This car has been superseded by a newer model, click here to go to the latest Volkswagen Golf R (14-16) review.

Parkers overall rating: 4.5 out of 5 4.5

Unlike the previous R32 models, this Golf R doesn't use a 3.2-litre V6, instead it's powered by a lighter four-cylinder 2.0-litre turbo engine. Somewhat confusingly it's not the same engine as the newest Golf GTI, instead it's from the older 2005 GTI and can also be found in the SEAT Leon Cupra. But Volkswagen has managed to boost power to an incredible 271bhp: that's 18bhp more than the last Golf R32.

It also has more pulling power, which all combines to give it a 0-62mph time of just 5.7 seconds while opting for the DSG semi-automatic gearbox drops this even further to 5.5 seconds. To put that into context, it's faster than a Porsche Cayman, yet amazingly the R can average 33mpg, although you're unlikely to see this figure unless you have a very restrained right foot.

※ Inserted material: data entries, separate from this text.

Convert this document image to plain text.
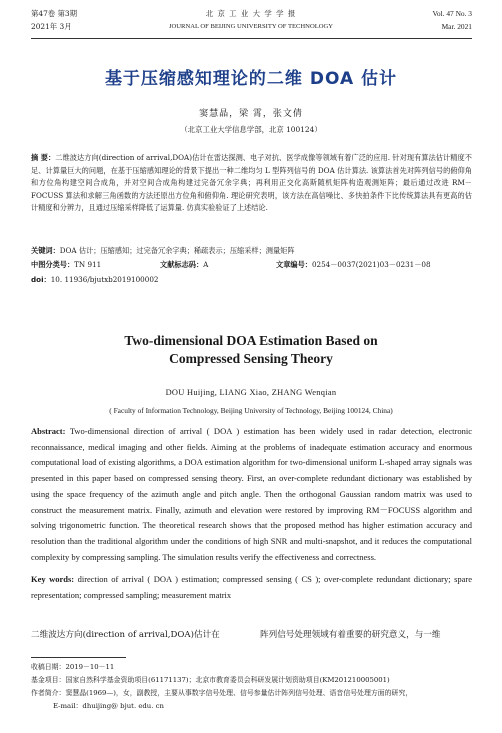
第47卷 第3期
2021年 3月
北 京 工 业 大 学 学 报
JOURNAL OF BEIJING UNIVERSITY OF TECHNOLOGY
Vol. 47 No. 3
Mar. 2021
基于压缩感知理论的二维 DOA 估计
窦慧晶，梁 霄，张文倩
（北京工业大学信息学部，北京 100124）
摘 要：二维波达方向(direction of arrival,DOA)估计在雷达探测、电子对抗、医学成像等领域有着广泛的应用. 针对现有算法估计精度不足、计算量巨大的问题，在基于压缩感知理论的背景下提出一种二维均匀 L 型阵列信号的 DOA 估计算法. 该算法首先对阵列信号的俯仰角和方位角构建空间合成角，并对空间合成角构建过完备冗余字典；再利用正交化高斯随机矩阵构造观测矩阵；最后通过改进 RM－FOCUSS 算法和求解三角函数的方法还原出方位角和俯仰角. 理论研究表明，该方法在高信噪比、多快拍条件下比传统算法具有更高的估计精度和分辨力，且通过压缩采样降低了运算量. 仿真实验验证了上述结论.
关键词：DOA 估计；压缩感知；过完备冗余字典；稀疏表示；压缩采样；测量矩阵
中图分类号：TN 911	文献标志码：A	文章编号：0254－0037(2021)03－0231－08
doi：10. 11936/bjutxb2019100002
Two-dimensional DOA Estimation Based on
Compressed Sensing Theory
DOU Huijing, LIANG Xiao, ZHANG Wenqian
( Faculty of Information Technology, Beijing University of Technology, Beijing 100124, China)
Abstract: Two-dimensional direction of arrival ( DOA ) estimation has been widely used in radar detection, electronic reconnaissance, medical imaging and other fields. Aiming at the problems of inadequate estimation accuracy and enormous computational load of existing algorithms, a DOA estimation algorithm for two-dimensional uniform L-shaped array signals was presented in this paper based on compressed sensing theory. First, an over-complete redundant dictionary was established by using the space frequency of the azimuth angle and pitch angle. Then the orthogonal Gaussian random matrix was used to construct the measurement matrix. Finally, azimuth and elevation were restored by improving RM－FOCUSS algorithm and solving trigonometric function. The theoretical research shows that the proposed method has higher estimation accuracy and resolution than the traditional algorithm under the conditions of high SNR and multi-snapshot, and it reduces the computational complexity by compressing sampling. The simulation results verify the effectiveness and correctness.
Key words: direction of arrival ( DOA ) estimation; compressed sensing ( CS ); over-complete redundant dictionary; spare representation; compressed sampling; measurement matrix
二维波达方向(direction of arrival,DOA)估计在	阵列信号处理领域有着重要的研究意义，与一维
收稿日期：2019－10－11
基金项目：国家自然科学基金资助项目(61171137)；北京市教育委员会科研发展计划资助项目(KM201210005001)
作者简介：窦慧晶(1969—)，女，副教授，主要从事数字信号处理、信号参量估计阵列信号处理、语音信号处理方面的研究，
E-mail：dhuijing@ bjut. edu. cn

It's a truly sublime engine to exploit and although it may not quite have the same muscular character of the previous V6 engines, the central twin exhausts have been tuned to deliver a lovely deep note, which makes it feel different to the GTI. There's seemingly endless acceleration available right up to the red line, while the responsive throttle pedal and snappy, short gearshift all add to the racy feel.

On country lanes it's in its element, but impressively, the engine is still very refined and will happily cruise along at motorway speeds in a relaxed manner. The immense amounts of in-gear pace mean overtaking is easy and you rarely have to change down a gear. The six-speed DSG gearbox, complete with steering-wheel paddleshifts, is an optional extra.

Thanks to the standard 4MOTION four-wheel-drive system, the R is incredibly secure and despite all that power on tap, pulls away cleanly without losing traction, even in very wet conditions - useful when exiting slow bends. As a result the Golf always feels composed, but even with the extra weight of the system, it's still nimble on twisting routes and a real delight when tackling corners.

The R has a unique suspension set-up that is stiffer than the GTI and it also sits lower. This ensures excellent body control while the steering is perfectly weighted and has plenty of feel about it, adding to the feeling of confidence when driving quickly. An optional system called Adaptive Chassis Control (or ACC for short) is available, which allows you to adjust the suspension between comfort or sport settings.